Reasoning Is Not the Same as Understanding

A reasoning model that produces correct step-by-step solutions to calculus problems is not the same as a student who understands calculus. The model is finding patterns that match the form of correct reasoning. On genuinely novel problems outside its training distribution, it may produce plausible-looking but incorrect chains of thought. Checking the work of a reasoning model remains essential.

The Cost of Thinking Longer

Generating hundreds of reasoning steps before an answer takes time and compute. Reasoning models are significantly slower and more expensive to run than standard models for simple tasks. This creates a practical design challenge: use a fast standard model for easy questions, and reserve the reasoning model for hard ones. Many AI products today switch between model types based on the complexity of the request — a process called model routing.

Match each reasoning-model concept to its description.

Terms

Chain of thought

Process reward modeling

Model routing

Reinforcement learning

Scratchpad

Definitions

A training approach where the model learns from reward signals tied to the quality of its outputs

A metaphor for the intermediate reasoning space where a model works through a problem step by step

A training method that rewards correct intermediate steps, not just correct final answers

Directing simple questions to fast models and complex ones to slower reasoning models

Written intermediate reasoning steps that appear before the final answer

Drag terms onto their definitions, or click a term then click a definition to match.

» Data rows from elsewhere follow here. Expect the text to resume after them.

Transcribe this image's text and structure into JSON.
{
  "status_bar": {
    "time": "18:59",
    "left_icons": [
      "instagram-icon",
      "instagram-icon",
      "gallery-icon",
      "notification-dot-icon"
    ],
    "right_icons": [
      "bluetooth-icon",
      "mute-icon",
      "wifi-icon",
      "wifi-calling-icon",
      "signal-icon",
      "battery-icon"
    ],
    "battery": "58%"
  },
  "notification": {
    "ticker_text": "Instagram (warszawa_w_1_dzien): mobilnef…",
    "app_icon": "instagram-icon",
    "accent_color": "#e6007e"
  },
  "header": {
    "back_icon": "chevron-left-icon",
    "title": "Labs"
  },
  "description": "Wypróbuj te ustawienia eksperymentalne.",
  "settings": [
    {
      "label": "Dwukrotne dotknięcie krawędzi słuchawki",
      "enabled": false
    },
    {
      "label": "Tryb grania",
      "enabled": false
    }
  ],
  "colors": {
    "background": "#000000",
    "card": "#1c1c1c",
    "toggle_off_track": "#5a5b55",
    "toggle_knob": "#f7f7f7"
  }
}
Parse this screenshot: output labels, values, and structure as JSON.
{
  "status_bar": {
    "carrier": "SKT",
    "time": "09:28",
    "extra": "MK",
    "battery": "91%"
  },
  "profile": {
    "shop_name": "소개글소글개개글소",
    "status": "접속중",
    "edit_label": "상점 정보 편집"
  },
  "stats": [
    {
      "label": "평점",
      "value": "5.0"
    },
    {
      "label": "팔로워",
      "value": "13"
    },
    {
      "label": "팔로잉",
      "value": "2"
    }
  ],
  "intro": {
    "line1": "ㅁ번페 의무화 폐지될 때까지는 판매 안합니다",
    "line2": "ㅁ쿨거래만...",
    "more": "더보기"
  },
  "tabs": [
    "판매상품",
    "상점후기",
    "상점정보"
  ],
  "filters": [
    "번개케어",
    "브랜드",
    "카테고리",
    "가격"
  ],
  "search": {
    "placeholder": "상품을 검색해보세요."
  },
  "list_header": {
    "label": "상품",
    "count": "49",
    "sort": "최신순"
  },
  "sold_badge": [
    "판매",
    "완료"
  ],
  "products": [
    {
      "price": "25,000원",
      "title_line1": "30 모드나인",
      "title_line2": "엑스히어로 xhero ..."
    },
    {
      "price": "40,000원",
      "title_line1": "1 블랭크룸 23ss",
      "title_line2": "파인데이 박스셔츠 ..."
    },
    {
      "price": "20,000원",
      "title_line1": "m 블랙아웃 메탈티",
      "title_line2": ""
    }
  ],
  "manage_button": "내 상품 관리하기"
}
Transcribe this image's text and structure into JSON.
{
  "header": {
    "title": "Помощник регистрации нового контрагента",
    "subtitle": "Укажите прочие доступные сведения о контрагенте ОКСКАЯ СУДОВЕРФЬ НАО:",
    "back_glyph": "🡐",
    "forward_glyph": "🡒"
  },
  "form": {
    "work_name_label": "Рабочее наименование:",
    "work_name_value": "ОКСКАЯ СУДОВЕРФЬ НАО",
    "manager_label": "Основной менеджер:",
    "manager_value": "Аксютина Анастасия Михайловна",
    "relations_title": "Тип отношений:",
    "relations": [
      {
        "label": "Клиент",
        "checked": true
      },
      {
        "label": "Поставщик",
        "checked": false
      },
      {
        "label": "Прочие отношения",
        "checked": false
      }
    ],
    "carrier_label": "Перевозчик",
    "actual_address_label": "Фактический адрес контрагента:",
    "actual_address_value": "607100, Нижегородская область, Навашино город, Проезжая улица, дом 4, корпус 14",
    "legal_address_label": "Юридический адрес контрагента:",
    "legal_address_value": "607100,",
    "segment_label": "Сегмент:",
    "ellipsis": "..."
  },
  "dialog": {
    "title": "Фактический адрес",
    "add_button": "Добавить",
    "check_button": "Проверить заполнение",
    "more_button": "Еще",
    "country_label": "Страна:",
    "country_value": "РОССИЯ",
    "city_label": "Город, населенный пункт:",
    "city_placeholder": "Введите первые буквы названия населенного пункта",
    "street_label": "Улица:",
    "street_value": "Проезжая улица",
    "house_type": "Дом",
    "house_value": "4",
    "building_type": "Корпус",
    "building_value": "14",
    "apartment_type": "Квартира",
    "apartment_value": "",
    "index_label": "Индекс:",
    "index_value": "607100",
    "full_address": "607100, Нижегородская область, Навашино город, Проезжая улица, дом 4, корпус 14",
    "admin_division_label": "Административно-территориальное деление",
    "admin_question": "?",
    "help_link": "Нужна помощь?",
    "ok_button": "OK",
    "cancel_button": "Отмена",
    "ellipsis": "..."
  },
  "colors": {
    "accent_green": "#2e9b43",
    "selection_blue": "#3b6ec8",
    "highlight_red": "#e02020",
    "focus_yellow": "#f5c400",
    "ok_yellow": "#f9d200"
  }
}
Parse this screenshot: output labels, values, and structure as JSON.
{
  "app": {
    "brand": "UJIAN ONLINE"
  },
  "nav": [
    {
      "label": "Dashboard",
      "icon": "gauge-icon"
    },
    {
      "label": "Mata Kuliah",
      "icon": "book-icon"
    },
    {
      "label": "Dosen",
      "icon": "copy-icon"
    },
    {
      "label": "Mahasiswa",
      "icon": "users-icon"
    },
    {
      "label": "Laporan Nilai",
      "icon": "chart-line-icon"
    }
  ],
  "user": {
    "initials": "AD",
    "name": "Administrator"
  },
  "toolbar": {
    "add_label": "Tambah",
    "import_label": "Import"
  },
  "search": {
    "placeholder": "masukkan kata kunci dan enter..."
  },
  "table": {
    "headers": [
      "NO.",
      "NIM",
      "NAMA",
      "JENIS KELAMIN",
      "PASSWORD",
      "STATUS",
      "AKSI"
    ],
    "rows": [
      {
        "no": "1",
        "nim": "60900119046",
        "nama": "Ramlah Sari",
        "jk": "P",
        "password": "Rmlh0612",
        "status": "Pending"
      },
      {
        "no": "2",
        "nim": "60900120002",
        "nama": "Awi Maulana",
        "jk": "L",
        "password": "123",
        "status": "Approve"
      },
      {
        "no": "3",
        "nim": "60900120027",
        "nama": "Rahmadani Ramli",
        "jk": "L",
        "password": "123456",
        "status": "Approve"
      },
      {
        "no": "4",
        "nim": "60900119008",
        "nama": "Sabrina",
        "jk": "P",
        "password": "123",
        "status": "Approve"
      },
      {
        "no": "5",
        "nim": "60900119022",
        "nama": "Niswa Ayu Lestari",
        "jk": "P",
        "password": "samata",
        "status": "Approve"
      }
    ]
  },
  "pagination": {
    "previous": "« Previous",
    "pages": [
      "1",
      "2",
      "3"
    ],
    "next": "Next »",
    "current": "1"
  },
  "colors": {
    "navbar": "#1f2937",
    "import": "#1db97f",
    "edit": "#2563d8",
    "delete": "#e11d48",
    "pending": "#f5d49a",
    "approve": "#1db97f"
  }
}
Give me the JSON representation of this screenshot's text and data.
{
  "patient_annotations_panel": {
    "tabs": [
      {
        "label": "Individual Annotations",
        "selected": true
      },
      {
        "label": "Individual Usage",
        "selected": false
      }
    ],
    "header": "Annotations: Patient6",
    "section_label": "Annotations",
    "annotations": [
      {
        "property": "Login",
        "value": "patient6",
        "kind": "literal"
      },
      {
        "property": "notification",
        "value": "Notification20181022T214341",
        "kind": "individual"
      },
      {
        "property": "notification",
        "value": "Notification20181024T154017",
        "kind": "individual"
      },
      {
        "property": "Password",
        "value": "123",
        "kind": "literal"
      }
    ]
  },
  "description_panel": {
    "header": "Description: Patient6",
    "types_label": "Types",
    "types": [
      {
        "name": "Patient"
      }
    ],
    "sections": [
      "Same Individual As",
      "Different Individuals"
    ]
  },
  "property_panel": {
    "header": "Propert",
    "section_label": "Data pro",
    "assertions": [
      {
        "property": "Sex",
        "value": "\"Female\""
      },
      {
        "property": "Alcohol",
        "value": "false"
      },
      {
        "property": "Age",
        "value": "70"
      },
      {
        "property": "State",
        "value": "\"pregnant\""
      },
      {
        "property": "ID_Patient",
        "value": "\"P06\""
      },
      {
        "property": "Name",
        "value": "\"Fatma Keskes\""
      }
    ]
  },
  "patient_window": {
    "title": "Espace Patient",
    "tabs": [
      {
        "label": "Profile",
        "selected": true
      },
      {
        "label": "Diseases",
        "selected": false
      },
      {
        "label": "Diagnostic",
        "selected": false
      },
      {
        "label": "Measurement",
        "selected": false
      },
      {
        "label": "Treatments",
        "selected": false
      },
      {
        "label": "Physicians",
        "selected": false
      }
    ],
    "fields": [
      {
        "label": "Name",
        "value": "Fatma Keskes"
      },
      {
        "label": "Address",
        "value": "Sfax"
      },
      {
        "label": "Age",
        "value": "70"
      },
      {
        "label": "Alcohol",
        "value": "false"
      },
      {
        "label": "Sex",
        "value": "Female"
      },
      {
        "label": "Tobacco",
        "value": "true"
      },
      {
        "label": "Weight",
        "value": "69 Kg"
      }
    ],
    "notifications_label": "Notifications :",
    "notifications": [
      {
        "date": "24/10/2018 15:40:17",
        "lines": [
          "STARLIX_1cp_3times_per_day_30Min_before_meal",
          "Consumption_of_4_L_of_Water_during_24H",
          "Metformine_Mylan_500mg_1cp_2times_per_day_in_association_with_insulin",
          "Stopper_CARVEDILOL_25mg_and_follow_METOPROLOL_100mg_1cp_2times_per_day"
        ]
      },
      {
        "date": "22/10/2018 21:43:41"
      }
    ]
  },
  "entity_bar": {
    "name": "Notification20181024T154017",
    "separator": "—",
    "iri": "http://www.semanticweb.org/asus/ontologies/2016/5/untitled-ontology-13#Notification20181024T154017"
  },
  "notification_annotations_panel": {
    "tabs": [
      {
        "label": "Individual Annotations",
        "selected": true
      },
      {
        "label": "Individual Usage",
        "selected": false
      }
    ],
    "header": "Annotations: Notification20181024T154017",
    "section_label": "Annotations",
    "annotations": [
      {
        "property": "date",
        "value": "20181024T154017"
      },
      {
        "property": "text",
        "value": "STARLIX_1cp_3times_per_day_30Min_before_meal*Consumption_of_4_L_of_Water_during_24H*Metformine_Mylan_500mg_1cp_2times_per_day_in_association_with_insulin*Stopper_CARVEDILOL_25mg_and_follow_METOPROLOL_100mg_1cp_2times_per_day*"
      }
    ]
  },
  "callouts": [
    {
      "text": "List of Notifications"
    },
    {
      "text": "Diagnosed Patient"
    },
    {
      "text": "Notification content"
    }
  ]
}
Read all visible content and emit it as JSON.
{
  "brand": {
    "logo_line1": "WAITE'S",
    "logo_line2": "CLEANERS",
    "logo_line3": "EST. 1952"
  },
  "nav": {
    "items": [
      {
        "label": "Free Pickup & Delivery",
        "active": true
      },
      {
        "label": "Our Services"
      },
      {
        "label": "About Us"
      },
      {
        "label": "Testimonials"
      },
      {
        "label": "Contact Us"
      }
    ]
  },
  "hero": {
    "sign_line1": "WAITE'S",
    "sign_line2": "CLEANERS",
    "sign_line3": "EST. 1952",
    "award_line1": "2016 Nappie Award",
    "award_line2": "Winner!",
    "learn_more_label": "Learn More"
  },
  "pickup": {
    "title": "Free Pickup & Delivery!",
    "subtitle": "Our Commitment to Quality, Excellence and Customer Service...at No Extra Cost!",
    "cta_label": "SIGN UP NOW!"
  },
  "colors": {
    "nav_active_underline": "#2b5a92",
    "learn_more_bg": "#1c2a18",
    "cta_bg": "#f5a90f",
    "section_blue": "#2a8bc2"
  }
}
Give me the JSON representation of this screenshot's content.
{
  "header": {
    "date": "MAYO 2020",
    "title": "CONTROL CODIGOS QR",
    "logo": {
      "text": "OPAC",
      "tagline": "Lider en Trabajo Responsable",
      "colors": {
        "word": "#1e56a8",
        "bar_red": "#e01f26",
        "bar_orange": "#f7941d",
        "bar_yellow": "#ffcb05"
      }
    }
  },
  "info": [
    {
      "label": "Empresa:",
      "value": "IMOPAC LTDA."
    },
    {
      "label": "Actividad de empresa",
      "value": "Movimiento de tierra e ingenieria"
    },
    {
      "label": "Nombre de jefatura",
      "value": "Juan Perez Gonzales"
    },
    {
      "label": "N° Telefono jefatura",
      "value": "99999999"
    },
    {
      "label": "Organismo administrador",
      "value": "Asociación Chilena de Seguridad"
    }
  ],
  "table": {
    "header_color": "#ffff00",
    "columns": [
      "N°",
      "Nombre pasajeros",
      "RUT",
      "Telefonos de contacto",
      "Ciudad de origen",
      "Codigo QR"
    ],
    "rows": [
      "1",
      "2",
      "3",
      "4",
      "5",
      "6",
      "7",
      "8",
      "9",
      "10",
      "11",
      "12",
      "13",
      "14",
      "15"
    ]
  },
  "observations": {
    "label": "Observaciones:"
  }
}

What is the main advantage of having a model generate a chain of thought before its final answer?

Why might a reasoning model be slower and more expensive than a standard language model for simple tasks?

Think Like a Reasoning Model

Step 1: Work through the following problem by writing every step — do not skip to the answer.
Problem: A school has 360 students. Three-eighths of them play a sport. Of those who play a sport, one-third also play an instrument. How many students play both a sport and an instrument?
Step 2: After you finish, review your chain of thought. Did you catch any arithmetic slip? Where could you have made an error?
Step 3: Write two sentences explaining why writing out every step — rather than trying to do it in your head — reduced your chance of making a mistake.
Step 4: Now describe a task where writing out steps would NOT help much — a task where the answer comes from intuition or pattern recognition rather than sequential logic.